Historian pens compelling biography of brutal Nazi mastermind
Published May 23, 2012
Except for his boss Heinrich Himmler, only Reinhard Heydrich — head of the SS security service and the Gestapo — was so instrumental in the planning and execution of the mass murder of six million European Jews, according to a historian Robert Gerwarth.
Professor of Modern History and Director of the Centre for War Studies at University College Dublin, Gerwarth traces the rise and demise of Heydrich —a man described as “ruthless, cold-blooded” and ambitious — in his latest book, “Hitler’s Hangman: The Life of Heydrich” (Yale University Press, $35).
The author was hampered by the lack of Heydrich’s personal papers, but through meticulous research in both American and European archives, Gerwarth clearly demonstrates how Heydrich’s attitude towards Jews progressed from exclusion to expulsion to extermination.
There was nothing in Heydrich’s early life that would be a precursor of his future activities. He was born into a middle-class Catholic family in 1904 in Halle, Westphalia. His father, Bruno, was a German opera composer and a director of a music school. Reinhard was raised in prosperity and was well educated. Like his father, he was an accomplished musician and an outstanding athlete. Unfortunately, the post World War I economic slump forced him to turn away from a musical career and he enlisted in the German navy.

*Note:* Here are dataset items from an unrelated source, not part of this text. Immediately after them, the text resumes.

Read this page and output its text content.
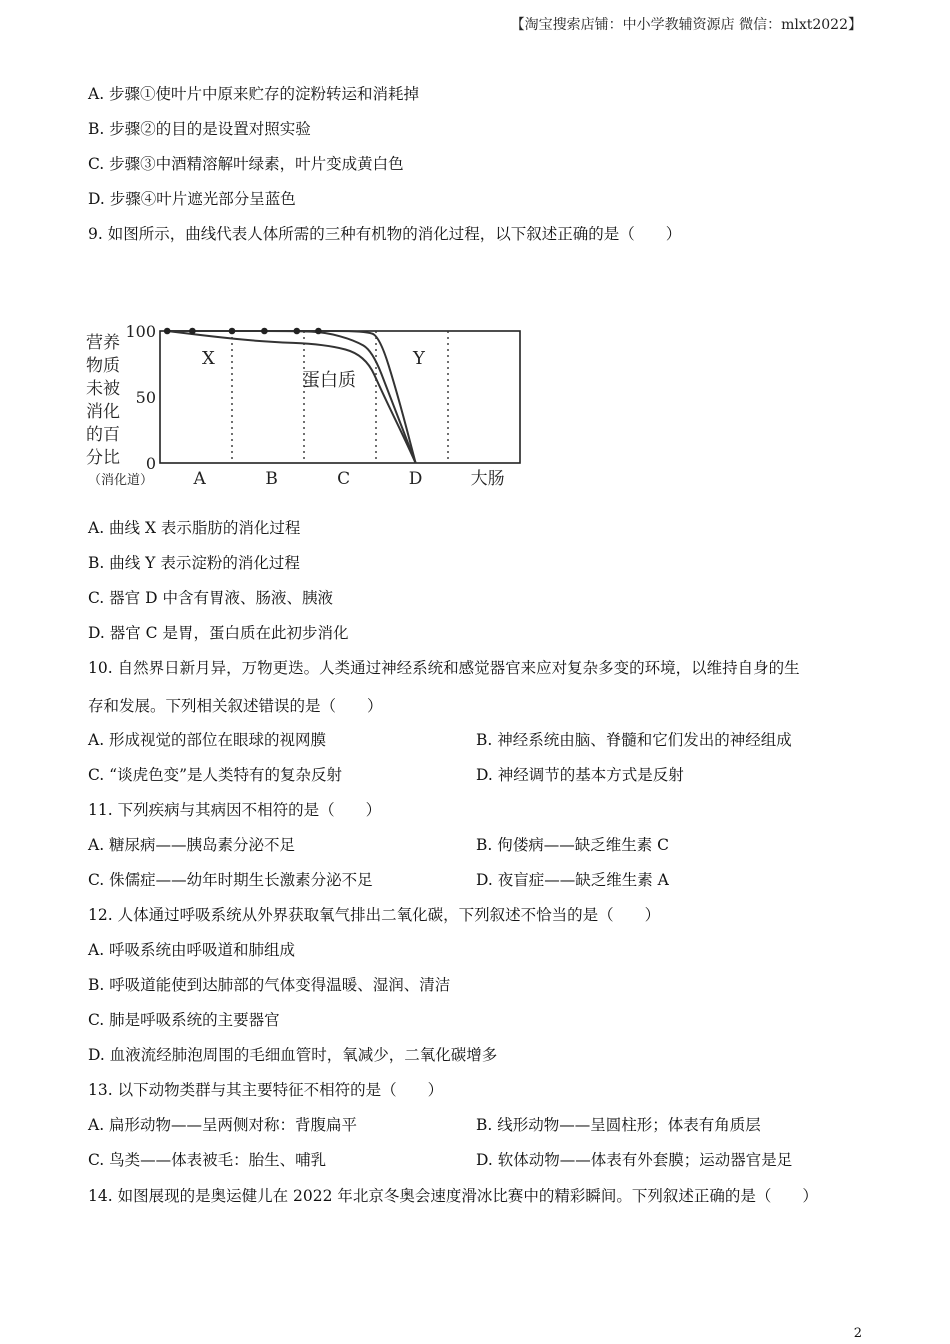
【淘宝搜索店铺：中小学教辅资源店 微信：mlxt2022】
A. 步骤①使叶片中原来贮存的淀粉转运和消耗掉
B. 步骤②的目的是设置对照实验
C. 步骤③中酒精溶解叶绿素，叶片变成黄白色
D. 步骤④叶片遮光部分呈蓝色
9. 如图所示，曲线代表人体所需的三种有机物的消化过程，以下叙述正确的是（　　）
营养
物质
未被
消化
的百
分比
100
50
0
X
蛋白质
Y
（消化道） A	B	C	D	大肠
A. 曲线 X 表示脂肪的消化过程
B. 曲线 Y 表示淀粉的消化过程
C. 器官 D 中含有胃液、肠液、胰液
D. 器官 C 是胃，蛋白质在此初步消化
10. 自然界日新月异，万物更迭。人类通过神经系统和感觉器官来应对复杂多变的环境，以维持自身的生
存和发展。下列相关叙述错误的是（　　）
A. 形成视觉的部位在眼球的视网膜	B. 神经系统由脑、脊髓和它们发出的神经组成
C. “谈虎色变”是人类特有的复杂反射	D. 神经调节的基本方式是反射
11. 下列疾病与其病因不相符的是（　　）
A. 糖尿病——胰岛素分泌不足	B. 佝偻病——缺乏维生素 C
C. 侏儒症——幼年时期生长激素分泌不足	D. 夜盲症——缺乏维生素 A
12. 人体通过呼吸系统从外界获取氧气排出二氧化碳，下列叙述不恰当的是（　　）
A. 呼吸系统由呼吸道和肺组成
B. 呼吸道能使到达肺部的气体变得温暖、湿润、清洁
C. 肺是呼吸系统的主要器官
D. 血液流经肺泡周围的毛细血管时，氧减少，二氧化碳增多
13. 以下动物类群与其主要特征不相符的是（　　）
A. 扁形动物——呈两侧对称：背腹扁平	B. 线形动物——呈圆柱形；体表有角质层
C. 鸟类——体表被毛：胎生、哺乳	D. 软体动物——体表有外套膜；运动器官是足
14. 如图展现的是奥运健儿在 2022 年北京冬奥会速度滑冰比赛中的精彩瞬间。下列叙述正确的是（　　）
2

Although most of his naval comrades were extremely nationalistic, Heydrich was not, and his fellow officers immediately began to ostracize him. His entire career in the navy was ignominious. In 1931 he was forced to face a military court of honor after the parents of a girlfriend complained that Heydrich had seduced her with a false promise of marriage. Heydrich not only refused to admit his guilt and offer an apology, he attempted to place the blame on the girl. The end result was that his superiors quietly “booted” him out of the navy.
Fortunately for Heydrich, his fiancée, Lina van Osten, was already a committed Nazi and anti-Semite at the age of 19. With the help of her parents and Heydrich’s godmother, Elise von Eberstein, whose son was a prominent storm trooper, Lina was able to obtain her fiancée a job in the SS security service. This not only brought Heydrich a salary during a time of mass unemployment, it also brought him into contact with Heinrich Himmler, the head of the SS, Hitler’s special bodyguard.
Gerwath maintains that prior to meeting Himmler, Heydrich had been apolitical. He became part of Hitler’s most extreme paramilitary group “not out of deep ideological conviction, but because Nazism offered him the opportunity to return to a structured life in uniform, and provided him with it a sense of purpose and a way of regaining the confidence of Lina and her family of devoted Nazis.” It did not take Heydrich long, however, to become one of Germany’s most zealous proponents of Nazi racial doctrine. One could correctly say that he became more Nazi than the Nazis themselves.
Before the war, Heydrich favored legal discrimination against the Jews, such as the Nuremberg laws of 1935, which made Jews second-class members of the state. With the help of his assistant, Adolph Eichmann, this legal discrimination of Jews was followed a few years later with wide spread emigration that combined intimidation and theft. Ultimately, Heydrich concluded that the war against Poland had added millions of Slavs and Jews to German territory without any possible way to be rid of them. This convinced Heydrich that physical extermination rather than resettlement or deportation was the only way to solve the “Jewish problem.”
In the autumn of 1941 Heydrich convened the infamous Wannsee Conference that met in January 1942 to organize the implementation of the Final Solution.
Heydrich did not live to see the consummate genocide carried out in full. Hitler appointed him Reich Protector of Bohemia and Moravia with the task of eliminating Czech resistance there. He began a systematic policy of racially defined divide and rule—using a quasi-Darwinian theory—Germanize “suitable” Czechs and deport or annihilate the remainder. The Czech government in exile arranged with the British to parachute agents into Prague to kill him. On May 27, 1942, Czech partisans ambushed his open-top car on his way to work and threw a bomb in. Heydrich died shortly afterward at the age of 38.
Gerwarth’s book is excellent. It is well written, well researched and thoroughly documented. While he presents a story that may be familiar to many, it is well worth reading again. This book is unique in that the author takes the reader inside the inner workings of the Third Reich, carefully exploring its evil bureaucracy.